Intervista. Falabretti: «La Gmg? Una provocazione. Gli adulti sappiano educare»


Il bilancio nelle parole del responsabile della pastorale giovanile Cei. «Va tenuta viva la voglia dei ragazzi. Diamo loro spazio e non stanchiamoci di accompagnarli»

Don Michele Falabretti

Don Michele Falabretti

8/08/2023

Incontro, amicizia, scoperta. Sono tre le parole più utilizzate durante la Gmg di Lisbona appena conclusa. Incontro, dopo le distanze imposte dalla pandemia.
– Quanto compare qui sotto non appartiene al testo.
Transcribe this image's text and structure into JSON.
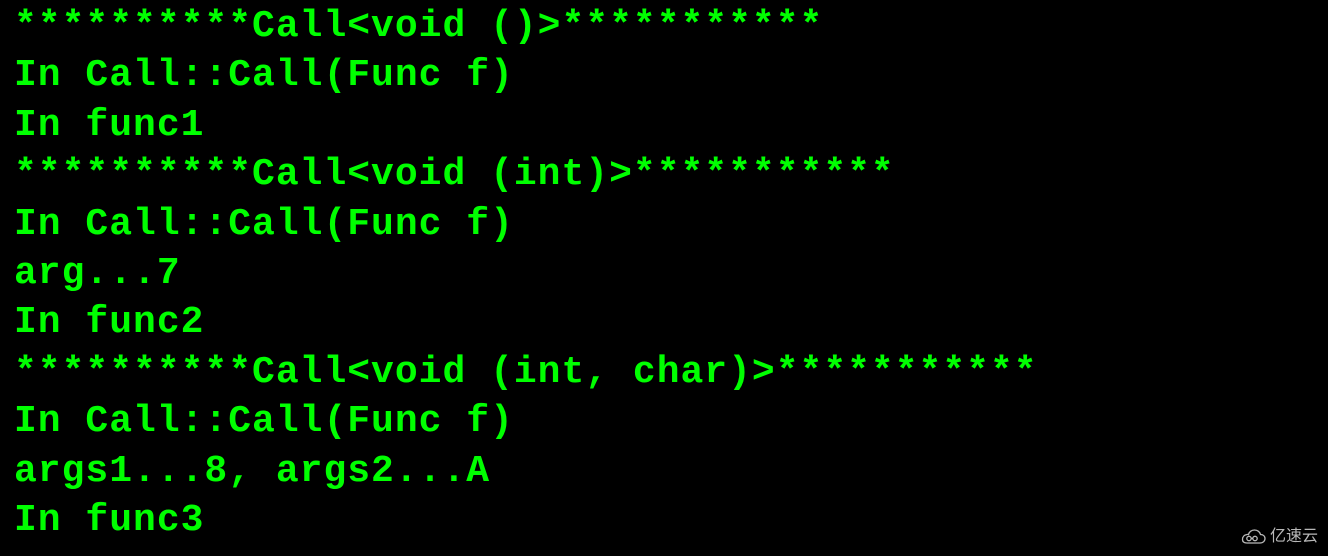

Amicizia, perché i ragazzi che frequentano gli oratori hanno esteso l’invito anche chi non va spesso in chiesa, ma “è bello esserci”. Scoperta, perché l’ultima Gmg in Europa si era tenuta nel 2016 a Cracovia e questa generazione non ne aveva mai vissuta una. Com’è dunque andata questa avventura portoghese? Ne parla don Michele Falabretti, responsabile del Servizio nazionale Cei di pastorale giovanile, e anima dell’evento che ha radunato 65mila italiani. «È andata bene, l’ultima Veglia è stata faticosa ma ci ha caricati di nuove energie. Non abbiamo avuto infortuni troppo gravi e anche questo è un aspetto importante. C’è sempre la sorpresa dell’esperienza, i ragazzi sono entrati in comunicazione con culture diverse. I portoghesi che ci hanno ospitato hanno ritmi e tempi diversi, però mi sembra che le relazioni siano sempre state molto buone». […]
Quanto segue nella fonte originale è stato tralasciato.